Myers has received every single major award in the field of children’s literature. He is the author of two Newbery Honor books and five Coretta Scott King Awardees. He is the recipient of the Margaret A. Edwards Award for lifetime achievement in writing for young adults, a three-time National Book Award Finalist, as well as the first-ever recipient of the Coretta Scott King – Virginia Hamilton Award for Lifetime Achievement.

One of the preeminent writers for young people, he has also conducted workshops with thousands of children across the country. Myers was raised by foster parents in Harlem.

Marie Ponsot, poetry-Ponsot’s recent books include The Bird Catcher, winner of the National Book Critics Circle award; Springing, New and Selected Poems; and Easy. A professor emerita of Queens College, CUNY, she now teaches at the New School University and the YMHA Poetry Center.

Her awards include the Poetry Society of America’s Frost medal for lifetime achievement. She is an elected Chancellor of the Academy of American Poets. With colleague Rosemary Deen, they wrote Beat Not the Poor Desk. This revolutionary text for effective writing teaching won the Shaughnessy Medal for the Modern Language Association.

Ponsot went to public schools until she went to St. Joseph’s College and then to Columbia for an MA. She still enjoys teaching. And, of course, she keeps her devotion to poetry, which has enhanced her life and continues to write.

Paul Auster, fiction-Auster is the bestselling, award-winning author of 16 novels, including Sunset Park, Invisible, Man in the Dark, The Brooklyn Follies, The Book of Illusions, and The New York Trilogy. His work has been translated into more than forty-one languages.

Auster has written the screenplays for Smoke (for which he won the Independent Spirit Award for best screenplay and the Silver Bear from the Berlin Film Festival), Blue in the Face, and Lulu on the Bridge (an official selection of the Cannes Film Festival), which he also directed; these three screenplays are collected in Three Films. He also wrote and directed The Inner Life of Martin Frost, which premiered at the opening of New York’s New Directors/New Films Festival in March 2007. He lives in Brooklyn.

Roz Chast, humor-Chast was born in Brooklyn. She began contributing to The New Yorker in 1978. Since then, she has contributed over 1,000 cartoons and several covers to the magazine.

In addition to The New Yorker, her cartoons have been published in many other magazines, including Scientific American and The Harvard Business Review. She has also illustrated several children’s books.

Robert Silvers, literary life-Silvers is an American editor who has served as editor of The New York Review of Books since 1963. Robert was co-editor of the Review with Barbara Epstein for over 40 years until her death in June 2006 and has been the sole editor of the magazine since then. He also serves on the editorial committee of La Rivista dei Libri, the Italian language edition of the Review.
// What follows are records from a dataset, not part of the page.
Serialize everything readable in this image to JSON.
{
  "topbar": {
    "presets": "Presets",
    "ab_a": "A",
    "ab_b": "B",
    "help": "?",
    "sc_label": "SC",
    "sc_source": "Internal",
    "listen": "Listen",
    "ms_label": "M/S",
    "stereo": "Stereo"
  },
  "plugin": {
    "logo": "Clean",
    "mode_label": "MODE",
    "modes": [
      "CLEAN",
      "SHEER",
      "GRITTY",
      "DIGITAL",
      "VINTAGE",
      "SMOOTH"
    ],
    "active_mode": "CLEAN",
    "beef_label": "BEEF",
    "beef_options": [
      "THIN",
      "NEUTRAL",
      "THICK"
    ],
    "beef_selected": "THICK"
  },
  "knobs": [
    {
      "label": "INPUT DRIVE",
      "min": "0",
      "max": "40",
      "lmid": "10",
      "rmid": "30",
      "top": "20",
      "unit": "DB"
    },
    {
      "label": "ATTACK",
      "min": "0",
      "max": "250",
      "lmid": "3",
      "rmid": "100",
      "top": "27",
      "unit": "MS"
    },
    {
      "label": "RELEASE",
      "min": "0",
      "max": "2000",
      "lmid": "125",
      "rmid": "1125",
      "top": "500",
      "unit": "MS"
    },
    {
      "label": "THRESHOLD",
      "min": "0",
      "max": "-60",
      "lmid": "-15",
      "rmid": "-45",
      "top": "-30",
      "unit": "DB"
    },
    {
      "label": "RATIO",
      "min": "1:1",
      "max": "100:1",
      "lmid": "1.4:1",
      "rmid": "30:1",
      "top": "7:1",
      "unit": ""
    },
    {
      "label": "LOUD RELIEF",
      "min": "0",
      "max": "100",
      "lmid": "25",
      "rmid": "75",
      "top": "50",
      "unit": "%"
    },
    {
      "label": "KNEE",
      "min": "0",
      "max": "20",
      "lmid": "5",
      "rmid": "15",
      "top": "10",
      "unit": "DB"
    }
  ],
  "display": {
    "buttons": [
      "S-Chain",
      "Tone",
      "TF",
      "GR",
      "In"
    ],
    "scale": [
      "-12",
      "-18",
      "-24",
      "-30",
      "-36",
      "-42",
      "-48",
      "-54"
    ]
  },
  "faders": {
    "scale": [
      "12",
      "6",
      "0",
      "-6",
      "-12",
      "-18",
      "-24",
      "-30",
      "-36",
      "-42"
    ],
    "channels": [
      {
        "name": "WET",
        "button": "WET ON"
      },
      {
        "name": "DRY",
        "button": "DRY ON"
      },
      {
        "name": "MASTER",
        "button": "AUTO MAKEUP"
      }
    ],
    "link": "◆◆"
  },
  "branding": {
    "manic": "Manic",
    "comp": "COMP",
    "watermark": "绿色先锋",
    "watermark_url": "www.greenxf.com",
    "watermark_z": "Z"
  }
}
Silvers has also edited or coedited several essay anthologies and is in charge of the Review’s book publishing arm, New York Review Books.

A student from a New York City Public High School, Angelica Modabber, a senior at the NYC iSchool in Manhattan, was also honored for literary achievement. In addition, the mayor inducted the inaugural class of historic NYC Literary Legends.

The 2012 NYC Literary Honors awards were underwritten through a donation from Barnes & Noble Booksellers.